Sindicato publicou nota condenando abordagem aos profissionais e cobrou audiência com Governador

Ação policial durante ato em 2 de setembro
Ação policial durante ato em 2 de setembroPaulo Pinto (AGPT)

Uma barreira de policiais militares posicionada logo depois das catracas aguardava quem saía de dentro da estação Sé do metrô, em São Paulo, no último dia 7. Era Dia da Independência e lá em cima, em frente à Catedral da cidade, um protesto contra o Governo de Michel Temer estava prestes a começar. Uma família que ia ao Shoppping Light, na região, foi retida para revista, um garoto que estava fazendo turismo também. Mas os alvos preferenciais para averiguação eram fotógrafos que iam cobrir o protesto.

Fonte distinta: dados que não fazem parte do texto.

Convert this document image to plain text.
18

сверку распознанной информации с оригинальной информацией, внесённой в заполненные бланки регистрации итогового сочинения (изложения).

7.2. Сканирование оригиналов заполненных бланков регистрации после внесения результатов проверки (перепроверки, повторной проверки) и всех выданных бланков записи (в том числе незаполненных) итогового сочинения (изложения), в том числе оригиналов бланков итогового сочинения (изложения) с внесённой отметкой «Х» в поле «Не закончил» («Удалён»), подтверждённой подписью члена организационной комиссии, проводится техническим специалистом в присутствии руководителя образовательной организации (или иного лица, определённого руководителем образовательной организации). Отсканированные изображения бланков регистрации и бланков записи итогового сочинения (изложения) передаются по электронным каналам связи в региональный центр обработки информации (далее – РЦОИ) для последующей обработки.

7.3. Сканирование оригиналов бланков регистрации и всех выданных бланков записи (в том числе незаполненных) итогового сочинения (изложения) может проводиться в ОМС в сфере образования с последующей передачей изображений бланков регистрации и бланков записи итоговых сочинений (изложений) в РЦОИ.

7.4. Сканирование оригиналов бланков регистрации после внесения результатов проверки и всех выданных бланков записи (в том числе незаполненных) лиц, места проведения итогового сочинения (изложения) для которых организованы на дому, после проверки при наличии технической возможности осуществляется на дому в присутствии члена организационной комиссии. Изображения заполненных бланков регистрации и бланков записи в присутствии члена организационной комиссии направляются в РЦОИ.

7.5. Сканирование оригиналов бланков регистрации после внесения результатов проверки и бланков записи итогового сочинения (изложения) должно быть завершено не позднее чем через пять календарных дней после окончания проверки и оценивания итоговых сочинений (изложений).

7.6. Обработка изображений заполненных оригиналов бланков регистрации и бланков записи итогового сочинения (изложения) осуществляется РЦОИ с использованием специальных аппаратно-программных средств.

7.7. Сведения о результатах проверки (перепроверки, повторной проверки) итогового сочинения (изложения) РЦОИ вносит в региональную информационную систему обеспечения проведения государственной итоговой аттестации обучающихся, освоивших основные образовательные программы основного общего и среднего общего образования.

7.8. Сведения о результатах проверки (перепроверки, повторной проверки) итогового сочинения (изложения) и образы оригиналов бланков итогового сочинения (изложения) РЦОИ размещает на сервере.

Um deles, que já trabalhou nas principais redações do país e hoje atua como freelancer, foi ameaçado de ser levado para uma delegacia. “Eles ficaram perguntando onde eu morava, por que estava com capacete, por que era carioca e estava indo a um protesto em São Paulo”, contou. Quando um grupo de jornalistas chegou ao local da abordagem, foi liberado. Outro parado foi Vinicius Gomes, 19 anos, que trabalha no coletivo independente Afroguerrilha. Era a segunda vez que ele tinha contato direto com a polícia desde o afastamento definitivo de Dilma Rousseff. No dia 31 de agosto, foi agredido em uma abordagem, levou cinco pontos na cabeça e teve seu equipamento de trabalho jogado no chão e destruído.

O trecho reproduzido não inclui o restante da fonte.